Battle of the Pasta Salads: Mayo vs. No Mayo
Summer means cookouts, and cookouts mean pasta salad. If we had to guess, you belong in one of two camps of people: those who live for a creamy pasta salad loaded with the good stuff, or those who like to take a fresher, lighter mayo-free approach. In honor of this age-old battle of the sides, we're bringing our favorite kinds of pasta salad to the table and letting the mayo and no-mayo renditions duke it out once and for all. For each type of pasta salad, whether it's classic, family-friendly or something more adventurous, there's a recipe for mayo lovers and haters alike.
Perhaps the most-quintessential cookout-bound recipe of all, Food Network Kitchen's creamy, chunky macaroni salad is just begging to be invited to your summer gatherings. You might not believe it by the looks of it, but this ultra-creamy recipe is actually better for you than anything you might buy premade at the store.
With loads of 5-star reviews and a very doable ingredient list, this classic corkscrew-based pasta salad is bound to be a family favorite, especially without divisive mayo involved. Instead, it's tossed with a vibrant lemon dressing that stands up to the fresh scattering of asparagus, peas and cherry tomatoes.
With pasta at its core, cold pasta salad lends itself perfectly to an Italian flavor profile, even when it's all taken cold. Loaded with peas, pine nuts and chopped spinach, Ina Garten's green-as-can-be, 5-star recipe is clinging with a seriously delicious, homemade basil pesto; the dish gets extra creamy with a little mayo added to the mix.
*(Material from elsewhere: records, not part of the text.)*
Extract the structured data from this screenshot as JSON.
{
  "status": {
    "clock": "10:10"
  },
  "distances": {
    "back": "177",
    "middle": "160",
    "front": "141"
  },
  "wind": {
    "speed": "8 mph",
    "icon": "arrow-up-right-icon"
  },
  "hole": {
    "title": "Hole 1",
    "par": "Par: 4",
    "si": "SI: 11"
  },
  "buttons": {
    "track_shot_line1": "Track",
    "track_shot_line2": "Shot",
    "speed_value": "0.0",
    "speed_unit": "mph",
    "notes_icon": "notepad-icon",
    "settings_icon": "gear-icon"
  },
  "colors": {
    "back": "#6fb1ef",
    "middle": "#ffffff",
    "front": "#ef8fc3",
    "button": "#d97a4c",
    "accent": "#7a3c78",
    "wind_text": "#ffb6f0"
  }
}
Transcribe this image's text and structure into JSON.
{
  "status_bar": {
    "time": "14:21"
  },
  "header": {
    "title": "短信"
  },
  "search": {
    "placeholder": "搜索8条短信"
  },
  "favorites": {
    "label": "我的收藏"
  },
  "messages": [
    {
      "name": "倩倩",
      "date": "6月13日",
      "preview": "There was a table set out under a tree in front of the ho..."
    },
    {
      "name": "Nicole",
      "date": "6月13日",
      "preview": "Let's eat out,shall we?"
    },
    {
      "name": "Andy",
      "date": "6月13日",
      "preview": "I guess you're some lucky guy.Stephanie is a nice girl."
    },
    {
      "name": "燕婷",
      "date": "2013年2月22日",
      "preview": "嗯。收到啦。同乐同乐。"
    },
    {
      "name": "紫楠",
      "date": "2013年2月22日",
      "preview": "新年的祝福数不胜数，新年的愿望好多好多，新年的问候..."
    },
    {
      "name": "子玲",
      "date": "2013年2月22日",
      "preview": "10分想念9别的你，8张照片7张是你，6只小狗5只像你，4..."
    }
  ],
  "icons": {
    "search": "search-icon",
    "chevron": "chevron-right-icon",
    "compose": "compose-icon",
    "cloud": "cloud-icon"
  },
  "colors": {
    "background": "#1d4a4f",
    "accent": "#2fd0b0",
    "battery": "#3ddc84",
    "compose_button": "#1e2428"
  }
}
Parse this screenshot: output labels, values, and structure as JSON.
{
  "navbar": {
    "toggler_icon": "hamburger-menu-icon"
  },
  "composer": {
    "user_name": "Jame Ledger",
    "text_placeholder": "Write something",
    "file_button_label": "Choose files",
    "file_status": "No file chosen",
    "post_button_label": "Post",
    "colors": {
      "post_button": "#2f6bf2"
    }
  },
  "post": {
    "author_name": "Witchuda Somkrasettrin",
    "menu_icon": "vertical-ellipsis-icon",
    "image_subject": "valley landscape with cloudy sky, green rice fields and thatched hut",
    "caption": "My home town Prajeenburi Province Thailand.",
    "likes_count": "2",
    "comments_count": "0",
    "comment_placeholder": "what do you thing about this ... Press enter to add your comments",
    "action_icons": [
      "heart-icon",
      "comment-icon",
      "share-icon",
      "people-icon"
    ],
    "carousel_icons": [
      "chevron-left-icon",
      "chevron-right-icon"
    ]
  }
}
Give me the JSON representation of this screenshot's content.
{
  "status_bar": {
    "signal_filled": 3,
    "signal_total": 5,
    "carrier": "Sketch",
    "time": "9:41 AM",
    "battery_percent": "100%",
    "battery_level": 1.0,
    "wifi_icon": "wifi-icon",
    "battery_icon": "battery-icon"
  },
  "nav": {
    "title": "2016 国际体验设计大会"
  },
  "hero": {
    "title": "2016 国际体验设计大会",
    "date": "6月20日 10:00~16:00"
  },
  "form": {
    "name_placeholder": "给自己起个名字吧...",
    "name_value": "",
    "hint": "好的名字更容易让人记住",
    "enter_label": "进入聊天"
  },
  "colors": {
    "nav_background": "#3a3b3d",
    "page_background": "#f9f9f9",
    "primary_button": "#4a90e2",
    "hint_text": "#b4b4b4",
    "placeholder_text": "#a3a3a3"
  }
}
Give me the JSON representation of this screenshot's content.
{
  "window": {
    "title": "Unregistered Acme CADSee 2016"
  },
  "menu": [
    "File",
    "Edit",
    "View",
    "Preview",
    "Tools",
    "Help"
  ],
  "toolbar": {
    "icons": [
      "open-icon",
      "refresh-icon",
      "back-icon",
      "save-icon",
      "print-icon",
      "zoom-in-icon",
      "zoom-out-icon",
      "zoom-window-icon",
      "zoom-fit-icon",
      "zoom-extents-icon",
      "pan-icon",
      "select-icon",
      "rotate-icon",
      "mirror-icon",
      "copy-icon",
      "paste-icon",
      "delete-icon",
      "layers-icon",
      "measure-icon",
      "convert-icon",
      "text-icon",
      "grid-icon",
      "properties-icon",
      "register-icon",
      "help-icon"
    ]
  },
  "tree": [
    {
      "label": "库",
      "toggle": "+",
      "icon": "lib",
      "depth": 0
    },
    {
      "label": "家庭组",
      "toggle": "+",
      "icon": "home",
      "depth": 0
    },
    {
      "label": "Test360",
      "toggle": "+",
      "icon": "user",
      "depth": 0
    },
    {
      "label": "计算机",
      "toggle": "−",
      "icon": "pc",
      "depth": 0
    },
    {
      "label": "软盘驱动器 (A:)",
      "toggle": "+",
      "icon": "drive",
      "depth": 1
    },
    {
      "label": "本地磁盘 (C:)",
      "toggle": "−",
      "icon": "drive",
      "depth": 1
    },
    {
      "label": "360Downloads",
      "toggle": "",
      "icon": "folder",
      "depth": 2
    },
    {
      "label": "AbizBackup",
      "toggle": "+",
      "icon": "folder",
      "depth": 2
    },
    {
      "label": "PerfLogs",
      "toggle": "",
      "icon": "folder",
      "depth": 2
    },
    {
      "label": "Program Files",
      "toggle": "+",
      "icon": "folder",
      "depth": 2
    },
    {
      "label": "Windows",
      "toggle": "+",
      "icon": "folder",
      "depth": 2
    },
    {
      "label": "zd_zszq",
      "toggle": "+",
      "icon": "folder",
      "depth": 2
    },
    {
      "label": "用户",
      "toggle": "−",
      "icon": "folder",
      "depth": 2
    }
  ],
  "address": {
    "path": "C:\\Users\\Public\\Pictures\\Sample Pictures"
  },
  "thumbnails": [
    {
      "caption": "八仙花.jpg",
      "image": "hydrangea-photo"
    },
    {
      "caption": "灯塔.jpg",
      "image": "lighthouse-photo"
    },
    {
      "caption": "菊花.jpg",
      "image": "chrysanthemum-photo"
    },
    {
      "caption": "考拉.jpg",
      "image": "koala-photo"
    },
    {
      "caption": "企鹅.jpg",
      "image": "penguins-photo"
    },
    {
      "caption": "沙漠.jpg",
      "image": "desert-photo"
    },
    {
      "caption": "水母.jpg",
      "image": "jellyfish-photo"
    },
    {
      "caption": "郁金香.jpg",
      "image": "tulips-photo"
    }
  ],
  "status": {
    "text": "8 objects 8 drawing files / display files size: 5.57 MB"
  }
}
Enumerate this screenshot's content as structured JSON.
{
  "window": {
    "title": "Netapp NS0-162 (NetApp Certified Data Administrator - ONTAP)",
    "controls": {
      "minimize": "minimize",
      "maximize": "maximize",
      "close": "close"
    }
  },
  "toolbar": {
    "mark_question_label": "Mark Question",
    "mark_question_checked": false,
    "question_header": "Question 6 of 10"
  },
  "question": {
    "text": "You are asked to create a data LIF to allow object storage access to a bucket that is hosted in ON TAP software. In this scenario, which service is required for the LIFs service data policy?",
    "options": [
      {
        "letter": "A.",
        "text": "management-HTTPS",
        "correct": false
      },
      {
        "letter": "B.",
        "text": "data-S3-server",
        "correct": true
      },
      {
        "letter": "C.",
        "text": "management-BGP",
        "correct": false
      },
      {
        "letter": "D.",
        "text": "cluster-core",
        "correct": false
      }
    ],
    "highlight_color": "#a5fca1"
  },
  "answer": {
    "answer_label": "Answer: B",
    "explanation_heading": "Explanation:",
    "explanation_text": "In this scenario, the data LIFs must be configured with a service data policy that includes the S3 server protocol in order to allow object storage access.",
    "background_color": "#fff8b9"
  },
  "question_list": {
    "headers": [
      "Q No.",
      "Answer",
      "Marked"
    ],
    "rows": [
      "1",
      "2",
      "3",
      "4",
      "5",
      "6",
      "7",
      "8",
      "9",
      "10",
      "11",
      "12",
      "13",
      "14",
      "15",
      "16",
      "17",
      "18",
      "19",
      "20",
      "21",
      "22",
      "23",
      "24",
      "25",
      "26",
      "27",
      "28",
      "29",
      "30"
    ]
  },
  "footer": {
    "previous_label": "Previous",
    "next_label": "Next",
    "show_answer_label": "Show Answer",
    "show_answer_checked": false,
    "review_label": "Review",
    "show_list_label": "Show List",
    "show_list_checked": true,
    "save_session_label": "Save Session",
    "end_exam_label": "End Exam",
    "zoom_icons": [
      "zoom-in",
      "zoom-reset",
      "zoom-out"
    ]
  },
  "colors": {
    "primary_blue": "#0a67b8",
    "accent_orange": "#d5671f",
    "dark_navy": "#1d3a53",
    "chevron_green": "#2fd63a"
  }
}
In between mouthfuls of fusilli, you'll spear bites of salty feta, Kalamata olives and juicy ripe tomatoes. And forget the mayo. The spiraled noodles will soak up a vinegar-spiked, sun-dried-tomato-packed dressing in its place.
Fair game for family cookouts and weekday lunches alike, Ree Drummond's basil-, bacon- and cheese-filled pasta toss will be a sure winner with the kid component of your group. Opting for a fun pasta shape doesn't hurt its chances either.
Simple to make in just 20 minutes, Food Network Kitchen's kid-approved recipe is a prime way to sneak some veggies in. Instead of mayo, a tangy red wine vinegar-based dressing does the trick.
The Pioneer Woman counters the mayo-based creaminess of her summery recipe featured in Food Network Magazine with the heat of smoky adobo sauce, taken from a can of chipotles.
You definitely won't miss the mayo here. Bobby Flay creates a smoky, tangy sauce instead by combining vinegar and chipotle peppers in a blender until the ingredients emulsify, and he scatters the entire dish with lima beans, corn, peppers, tomatillos and onions.
Listen, even if you don't like to give your pasta salad the mayo treatment, that doesn't mean your cookout sides will be dry and sad by any means. In fact, there are plenty of dressing alternatives that will keep your noodles just as flavorful.